Mr Shorten says science funding most be locked in place, in response to industrial action at CSIRO and uncertainty over the future of co-operative research centres.

Shorten has pledged to fight research cuts in next week’s Federal Budget, claiming in a press conference at the Univer­sity of NSW that he wanted to make science a “key policy priority”.

“We will have a lot more to say before the next election,” he said when asked how his plans would be funded.

Meanwhile, the Greens’ research spokesperson Adam Bandt has demanded that the Government offer a “fair pay deal” to CSIRO staff, who went on strike last week.

The CSIRO Staff Association has launched bans on ­administrative work to protest enterprise negotiations that were going nowhere.

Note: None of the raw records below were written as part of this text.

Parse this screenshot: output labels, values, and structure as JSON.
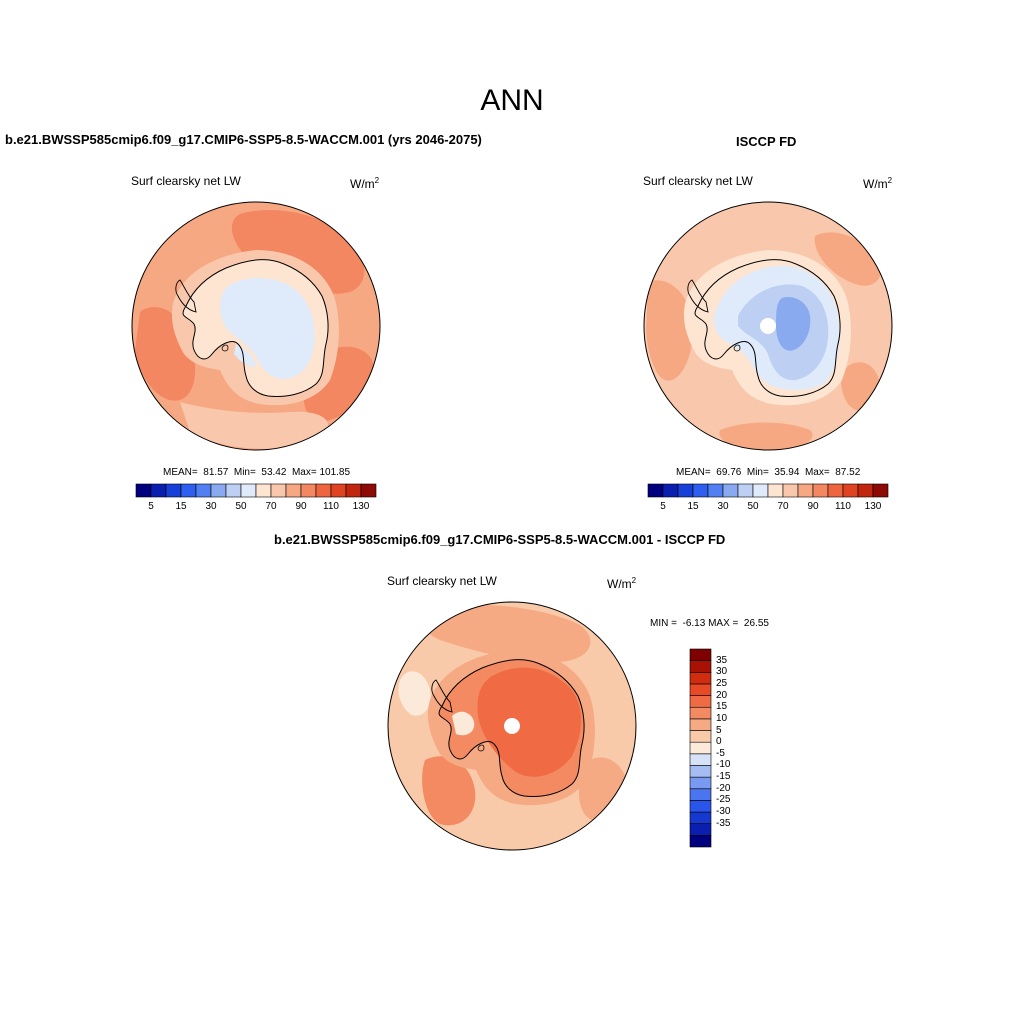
{
  "main_title": "ANN",
  "panels": [
    {
      "title": "b.e21.BWSSP585cmip6.f09_g17.CMIP6-SSP5-8.5-WACCM.001 (yrs 2046-2075)",
      "variable": "Surf clearsky net LW",
      "units_base": "W/m",
      "units_exp": "2",
      "stats": "MEAN=  81.57  Min=  53.42  Max= 101.85"
    },
    {
      "title": "ISCCP FD",
      "variable": "Surf clearsky net LW",
      "units_base": "W/m",
      "units_exp": "2",
      "stats": "MEAN=  69.76  Min=  35.94  Max=  87.52"
    },
    {
      "title": "b.e21.BWSSP585cmip6.f09_g17.CMIP6-SSP5-8.5-WACCM.001 - ISCCP FD",
      "variable": "Surf clearsky net LW",
      "units_base": "W/m",
      "units_exp": "2",
      "stats": "MIN =  -6.13 MAX =  26.55"
    }
  ],
  "colorbar_abs": {
    "colors": [
      "#00007f",
      "#0a1fb0",
      "#1740d8",
      "#2e5fef",
      "#5280f2",
      "#8aaaf0",
      "#bdd0f4",
      "#dfeafa",
      "#fde5d2",
      "#f9c8ac",
      "#f6a883",
      "#f38761",
      "#ee6640",
      "#df4321",
      "#c2260e",
      "#8e0a04"
    ],
    "tick_labels": [
      "5",
      "15",
      "30",
      "50",
      "70",
      "90",
      "110",
      "130"
    ]
  },
  "colorbar_diff": {
    "colors": [
      "#00007f",
      "#0a1fb0",
      "#1538cf",
      "#2a55ea",
      "#4a74f0",
      "#7a99f0",
      "#a6bdf3",
      "#d6e2f8",
      "#fbe9da",
      "#f9caa9",
      "#f6aa84",
      "#f38a62",
      "#f06a44",
      "#e84a25",
      "#cf2c10",
      "#a81205",
      "#7f0000"
    ],
    "tick_labels": [
      "35",
      "30",
      "25",
      "20",
      "15",
      "10",
      "5",
      "0",
      "-5",
      "-10",
      "-15",
      "-20",
      "-25",
      "-30",
      "-35"
    ]
  },
  "map_colors": {
    "ocean_mid": "#f6a883",
    "ocean_high": "#f38761",
    "ocean_low": "#f9c8ac",
    "ice_light": "#fde5d2",
    "ice_blue": "#dfeafa",
    "ice_blue2": "#bdd0f4",
    "ice_blue3": "#8aaaf0",
    "diff_base": "#f9caa9",
    "diff_mid": "#f6aa84",
    "diff_high": "#f38a62",
    "diff_top": "#f06a44",
    "diff_low": "#fbe9da"
  }
}
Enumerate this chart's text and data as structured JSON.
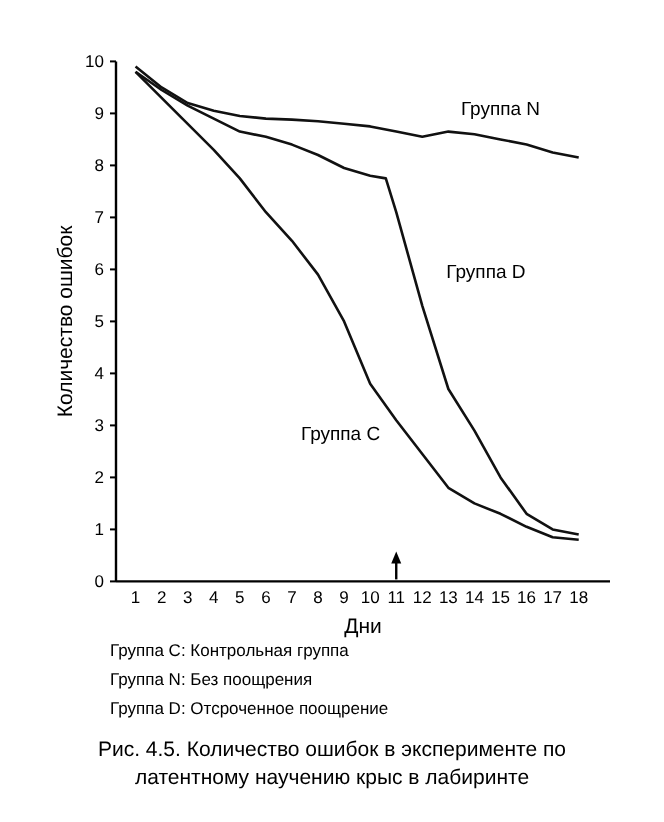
{
  "chart_data": {
    "type": "line",
    "title": "Рис. 4.5. Количество ошибок в эксперименте по латентному научению крыс в лабиринте",
    "xlabel": "Дни",
    "ylabel": "Количество ошибок",
    "xlim": [
      0.25,
      19.2
    ],
    "xticks": [
      1,
      2,
      3,
      4,
      5,
      6,
      7,
      8,
      9,
      10,
      11,
      12,
      13,
      14,
      15,
      16,
      17,
      18
    ],
    "ylim": [
      0,
      10
    ],
    "yticks": [
      0,
      1,
      2,
      3,
      4,
      5,
      6,
      7,
      8,
      9,
      10
    ],
    "grid": false,
    "legend": false,
    "marker": "none",
    "line_style": "solid",
    "series": [
      {
        "name": "Группа N",
        "color": "#111111",
        "x": [
          1,
          2,
          3,
          4,
          5,
          6,
          7,
          8,
          9,
          10,
          11,
          12,
          13,
          14,
          15,
          16,
          17,
          18
        ],
        "values": [
          9.9,
          9.5,
          9.2,
          9.05,
          8.95,
          8.9,
          8.88,
          8.85,
          8.8,
          8.75,
          8.65,
          8.55,
          8.65,
          8.6,
          8.5,
          8.4,
          8.25,
          8.15
        ]
      },
      {
        "name": "Группа D",
        "color": "#111111",
        "x": [
          1,
          2,
          3,
          4,
          5,
          6,
          7,
          8,
          9,
          10,
          10.6,
          11,
          12,
          13,
          14,
          15,
          16,
          17,
          18
        ],
        "values": [
          9.8,
          9.45,
          9.15,
          8.9,
          8.65,
          8.55,
          8.4,
          8.2,
          7.95,
          7.8,
          7.75,
          7.1,
          5.3,
          3.7,
          2.9,
          2.0,
          1.3,
          1.0,
          0.9
        ]
      },
      {
        "name": "Группа C",
        "color": "#111111",
        "x": [
          1,
          2,
          3,
          4,
          5,
          6,
          7,
          8,
          9,
          10,
          11,
          12,
          13,
          14,
          15,
          16,
          17,
          18
        ],
        "values": [
          9.8,
          9.3,
          8.8,
          8.3,
          7.75,
          7.1,
          6.55,
          5.9,
          5.0,
          3.8,
          3.1,
          2.45,
          1.8,
          1.5,
          1.3,
          1.05,
          0.85,
          0.8
        ]
      }
    ],
    "annotations": [
      "Группа C: Контрольная группа",
      "Группа N: Без поощрения",
      "Группа D: Отсроченное поощрение"
    ]
  }
}
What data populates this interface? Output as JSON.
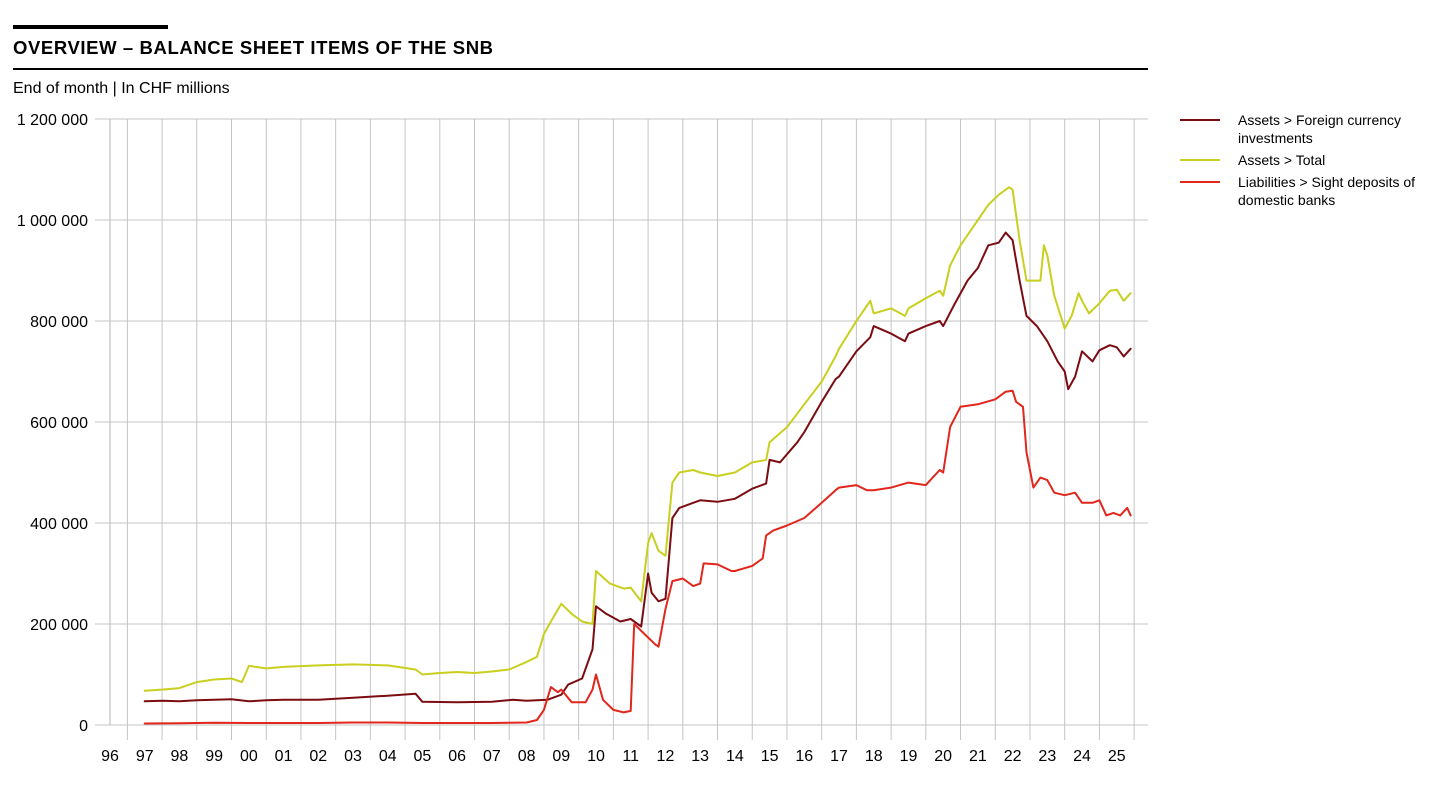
{
  "header": {
    "title": "OVERVIEW – BALANCE SHEET ITEMS OF THE SNB",
    "subtitle": "End of month | In CHF millions"
  },
  "legend": {
    "items": [
      {
        "label": "Assets > Foreign currency investments",
        "color": "#7b0c12"
      },
      {
        "label": "Assets > Total",
        "color": "#c8cf1f"
      },
      {
        "label": "Liabilities > Sight deposits of domestic banks",
        "color": "#e1261c"
      }
    ]
  },
  "chart_data": {
    "type": "line",
    "title": "OVERVIEW – BALANCE SHEET ITEMS OF THE SNB",
    "subtitle": "End of month | In CHF millions",
    "xlabel": "",
    "ylabel": "",
    "xlim": [
      1996.0,
      2025.9
    ],
    "ylim": [
      0,
      1200000
    ],
    "x_ticks": [
      {
        "value": 1996,
        "label": "96"
      },
      {
        "value": 1997,
        "label": "97"
      },
      {
        "value": 1998,
        "label": "98"
      },
      {
        "value": 1999,
        "label": "99"
      },
      {
        "value": 2000,
        "label": "00"
      },
      {
        "value": 2001,
        "label": "01"
      },
      {
        "value": 2002,
        "label": "02"
      },
      {
        "value": 2003,
        "label": "03"
      },
      {
        "value": 2004,
        "label": "04"
      },
      {
        "value": 2005,
        "label": "05"
      },
      {
        "value": 2006,
        "label": "06"
      },
      {
        "value": 2007,
        "label": "07"
      },
      {
        "value": 2008,
        "label": "08"
      },
      {
        "value": 2009,
        "label": "09"
      },
      {
        "value": 2010,
        "label": "10"
      },
      {
        "value": 2011,
        "label": "11"
      },
      {
        "value": 2012,
        "label": "12"
      },
      {
        "value": 2013,
        "label": "13"
      },
      {
        "value": 2014,
        "label": "14"
      },
      {
        "value": 2015,
        "label": "15"
      },
      {
        "value": 2016,
        "label": "16"
      },
      {
        "value": 2017,
        "label": "17"
      },
      {
        "value": 2018,
        "label": "18"
      },
      {
        "value": 2019,
        "label": "19"
      },
      {
        "value": 2020,
        "label": "20"
      },
      {
        "value": 2021,
        "label": "21"
      },
      {
        "value": 2022,
        "label": "22"
      },
      {
        "value": 2023,
        "label": "23"
      },
      {
        "value": 2024,
        "label": "24"
      },
      {
        "value": 2025,
        "label": "25"
      }
    ],
    "y_ticks": [
      {
        "value": 0,
        "label": "0"
      },
      {
        "value": 200000,
        "label": "200 000"
      },
      {
        "value": 400000,
        "label": "400 000"
      },
      {
        "value": 600000,
        "label": "600 000"
      },
      {
        "value": 800000,
        "label": "800 000"
      },
      {
        "value": 1000000,
        "label": "1 000 000"
      },
      {
        "value": 1200000,
        "label": "1 200 000"
      }
    ],
    "grid": true,
    "legend_position": "right",
    "series": [
      {
        "name": "Assets > Foreign currency investments",
        "color": "#7b0c12",
        "points": [
          [
            1997.0,
            47000
          ],
          [
            1997.5,
            48000
          ],
          [
            1998.0,
            47000
          ],
          [
            1998.5,
            49000
          ],
          [
            1999.0,
            50000
          ],
          [
            1999.5,
            51000
          ],
          [
            2000.0,
            47000
          ],
          [
            2000.5,
            49000
          ],
          [
            2001.0,
            50000
          ],
          [
            2002.0,
            50000
          ],
          [
            2003.0,
            54000
          ],
          [
            2004.0,
            58000
          ],
          [
            2004.8,
            62000
          ],
          [
            2005.0,
            46000
          ],
          [
            2006.0,
            45000
          ],
          [
            2007.0,
            46000
          ],
          [
            2007.6,
            50000
          ],
          [
            2008.0,
            48000
          ],
          [
            2008.6,
            50000
          ],
          [
            2009.0,
            60000
          ],
          [
            2009.2,
            80000
          ],
          [
            2009.6,
            92000
          ],
          [
            2009.9,
            150000
          ],
          [
            2010.0,
            235000
          ],
          [
            2010.3,
            220000
          ],
          [
            2010.7,
            205000
          ],
          [
            2011.0,
            210000
          ],
          [
            2011.3,
            195000
          ],
          [
            2011.5,
            300000
          ],
          [
            2011.6,
            262000
          ],
          [
            2011.8,
            245000
          ],
          [
            2012.0,
            250000
          ],
          [
            2012.2,
            410000
          ],
          [
            2012.4,
            430000
          ],
          [
            2012.8,
            440000
          ],
          [
            2013.0,
            445000
          ],
          [
            2013.5,
            442000
          ],
          [
            2014.0,
            448000
          ],
          [
            2014.5,
            468000
          ],
          [
            2014.9,
            478000
          ],
          [
            2015.0,
            525000
          ],
          [
            2015.3,
            520000
          ],
          [
            2015.8,
            560000
          ],
          [
            2016.0,
            580000
          ],
          [
            2016.5,
            640000
          ],
          [
            2016.9,
            685000
          ],
          [
            2017.0,
            690000
          ],
          [
            2017.5,
            740000
          ],
          [
            2017.9,
            768000
          ],
          [
            2018.0,
            790000
          ],
          [
            2018.5,
            775000
          ],
          [
            2018.9,
            760000
          ],
          [
            2019.0,
            775000
          ],
          [
            2019.5,
            790000
          ],
          [
            2019.9,
            800000
          ],
          [
            2020.0,
            790000
          ],
          [
            2020.3,
            830000
          ],
          [
            2020.7,
            880000
          ],
          [
            2021.0,
            905000
          ],
          [
            2021.3,
            950000
          ],
          [
            2021.6,
            955000
          ],
          [
            2021.8,
            975000
          ],
          [
            2022.0,
            960000
          ],
          [
            2022.2,
            880000
          ],
          [
            2022.4,
            810000
          ],
          [
            2022.7,
            790000
          ],
          [
            2023.0,
            760000
          ],
          [
            2023.3,
            720000
          ],
          [
            2023.5,
            700000
          ],
          [
            2023.6,
            665000
          ],
          [
            2023.8,
            690000
          ],
          [
            2024.0,
            740000
          ],
          [
            2024.3,
            720000
          ],
          [
            2024.5,
            742000
          ],
          [
            2024.8,
            752000
          ],
          [
            2025.0,
            748000
          ],
          [
            2025.2,
            730000
          ],
          [
            2025.4,
            745000
          ]
        ]
      },
      {
        "name": "Assets > Total",
        "color": "#c8cf1f",
        "points": [
          [
            1997.0,
            68000
          ],
          [
            1997.5,
            70000
          ],
          [
            1998.0,
            73000
          ],
          [
            1998.5,
            85000
          ],
          [
            1999.0,
            90000
          ],
          [
            1999.5,
            92000
          ],
          [
            1999.8,
            85000
          ],
          [
            2000.0,
            117000
          ],
          [
            2000.5,
            112000
          ],
          [
            2001.0,
            115000
          ],
          [
            2002.0,
            118000
          ],
          [
            2003.0,
            120000
          ],
          [
            2004.0,
            118000
          ],
          [
            2004.8,
            110000
          ],
          [
            2005.0,
            100000
          ],
          [
            2005.5,
            103000
          ],
          [
            2006.0,
            105000
          ],
          [
            2006.5,
            103000
          ],
          [
            2007.0,
            106000
          ],
          [
            2007.5,
            110000
          ],
          [
            2008.0,
            125000
          ],
          [
            2008.3,
            135000
          ],
          [
            2008.5,
            180000
          ],
          [
            2008.7,
            205000
          ],
          [
            2009.0,
            240000
          ],
          [
            2009.3,
            220000
          ],
          [
            2009.6,
            205000
          ],
          [
            2009.9,
            200000
          ],
          [
            2010.0,
            305000
          ],
          [
            2010.4,
            280000
          ],
          [
            2010.8,
            270000
          ],
          [
            2011.0,
            272000
          ],
          [
            2011.3,
            245000
          ],
          [
            2011.5,
            360000
          ],
          [
            2011.6,
            380000
          ],
          [
            2011.8,
            345000
          ],
          [
            2012.0,
            335000
          ],
          [
            2012.2,
            480000
          ],
          [
            2012.4,
            500000
          ],
          [
            2012.8,
            505000
          ],
          [
            2013.0,
            500000
          ],
          [
            2013.5,
            493000
          ],
          [
            2014.0,
            500000
          ],
          [
            2014.5,
            520000
          ],
          [
            2014.9,
            525000
          ],
          [
            2015.0,
            560000
          ],
          [
            2015.5,
            590000
          ],
          [
            2016.0,
            635000
          ],
          [
            2016.5,
            680000
          ],
          [
            2016.9,
            730000
          ],
          [
            2017.0,
            745000
          ],
          [
            2017.5,
            800000
          ],
          [
            2017.9,
            840000
          ],
          [
            2018.0,
            815000
          ],
          [
            2018.5,
            825000
          ],
          [
            2018.9,
            810000
          ],
          [
            2019.0,
            825000
          ],
          [
            2019.5,
            845000
          ],
          [
            2019.9,
            860000
          ],
          [
            2020.0,
            850000
          ],
          [
            2020.2,
            910000
          ],
          [
            2020.5,
            950000
          ],
          [
            2021.0,
            1000000
          ],
          [
            2021.3,
            1030000
          ],
          [
            2021.6,
            1050000
          ],
          [
            2021.9,
            1065000
          ],
          [
            2022.0,
            1060000
          ],
          [
            2022.2,
            960000
          ],
          [
            2022.4,
            880000
          ],
          [
            2022.8,
            880000
          ],
          [
            2022.9,
            950000
          ],
          [
            2023.0,
            930000
          ],
          [
            2023.2,
            850000
          ],
          [
            2023.5,
            785000
          ],
          [
            2023.7,
            810000
          ],
          [
            2023.9,
            855000
          ],
          [
            2024.0,
            840000
          ],
          [
            2024.2,
            815000
          ],
          [
            2024.5,
            835000
          ],
          [
            2024.8,
            860000
          ],
          [
            2025.0,
            862000
          ],
          [
            2025.2,
            840000
          ],
          [
            2025.4,
            855000
          ]
        ]
      },
      {
        "name": "Liabilities > Sight deposits of domestic banks",
        "color": "#e1261c",
        "points": [
          [
            1997.0,
            3000
          ],
          [
            1998.0,
            3500
          ],
          [
            1999.0,
            4500
          ],
          [
            2000.0,
            4000
          ],
          [
            2001.0,
            4000
          ],
          [
            2002.0,
            4000
          ],
          [
            2003.0,
            5000
          ],
          [
            2004.0,
            5000
          ],
          [
            2005.0,
            4000
          ],
          [
            2006.0,
            4000
          ],
          [
            2007.0,
            4000
          ],
          [
            2008.0,
            5000
          ],
          [
            2008.3,
            10000
          ],
          [
            2008.5,
            30000
          ],
          [
            2008.7,
            75000
          ],
          [
            2008.9,
            65000
          ],
          [
            2009.0,
            70000
          ],
          [
            2009.3,
            45000
          ],
          [
            2009.7,
            45000
          ],
          [
            2009.9,
            70000
          ],
          [
            2010.0,
            100000
          ],
          [
            2010.2,
            50000
          ],
          [
            2010.5,
            30000
          ],
          [
            2010.8,
            25000
          ],
          [
            2011.0,
            28000
          ],
          [
            2011.1,
            200000
          ],
          [
            2011.4,
            180000
          ],
          [
            2011.7,
            160000
          ],
          [
            2011.8,
            155000
          ],
          [
            2012.0,
            230000
          ],
          [
            2012.2,
            285000
          ],
          [
            2012.5,
            290000
          ],
          [
            2012.8,
            275000
          ],
          [
            2013.0,
            280000
          ],
          [
            2013.1,
            320000
          ],
          [
            2013.5,
            318000
          ],
          [
            2013.9,
            305000
          ],
          [
            2014.0,
            305000
          ],
          [
            2014.5,
            315000
          ],
          [
            2014.8,
            330000
          ],
          [
            2014.9,
            375000
          ],
          [
            2015.1,
            385000
          ],
          [
            2015.5,
            395000
          ],
          [
            2016.0,
            410000
          ],
          [
            2016.5,
            440000
          ],
          [
            2016.9,
            465000
          ],
          [
            2017.0,
            470000
          ],
          [
            2017.5,
            475000
          ],
          [
            2017.8,
            465000
          ],
          [
            2018.0,
            465000
          ],
          [
            2018.5,
            470000
          ],
          [
            2019.0,
            480000
          ],
          [
            2019.5,
            475000
          ],
          [
            2019.9,
            505000
          ],
          [
            2020.0,
            500000
          ],
          [
            2020.2,
            590000
          ],
          [
            2020.5,
            630000
          ],
          [
            2021.0,
            635000
          ],
          [
            2021.5,
            645000
          ],
          [
            2021.8,
            660000
          ],
          [
            2022.0,
            662000
          ],
          [
            2022.1,
            640000
          ],
          [
            2022.3,
            630000
          ],
          [
            2022.4,
            540000
          ],
          [
            2022.6,
            470000
          ],
          [
            2022.8,
            490000
          ],
          [
            2023.0,
            485000
          ],
          [
            2023.2,
            460000
          ],
          [
            2023.5,
            455000
          ],
          [
            2023.8,
            460000
          ],
          [
            2024.0,
            440000
          ],
          [
            2024.3,
            440000
          ],
          [
            2024.5,
            445000
          ],
          [
            2024.7,
            415000
          ],
          [
            2024.9,
            420000
          ],
          [
            2025.1,
            415000
          ],
          [
            2025.3,
            430000
          ],
          [
            2025.4,
            415000
          ]
        ]
      }
    ]
  }
}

The nation’s top science agency had $111 million cut from its funding in last year’s budget.

“If Tony Abbott can give our defence personnel a real pay rise without asking them to lose conditions, he can do the same for our scientists,” Bandt told reporters.

Last year’s budget also cut $80 million from the Cooperative Research Centres scheme, leading many labs to wait anxiously for the government’s response to a review of the programme by lawyer David Miles.

The Vision CRC – a centre that brings together a broad range of participants [http://www.visioncrc.org/our-participants.html]- says it was forced to lay off 45 staff as a result of the cuts so far.

Science Minister Ian Macfarlane claims the response to the Miles review will not necessarily be part of the budget.

“There’s not just one big-bang announcement,” he told News Corp reporters ecently.

“Within the next six months we will have done what we need to do to get the CRC program ­focused on what we need it to do.”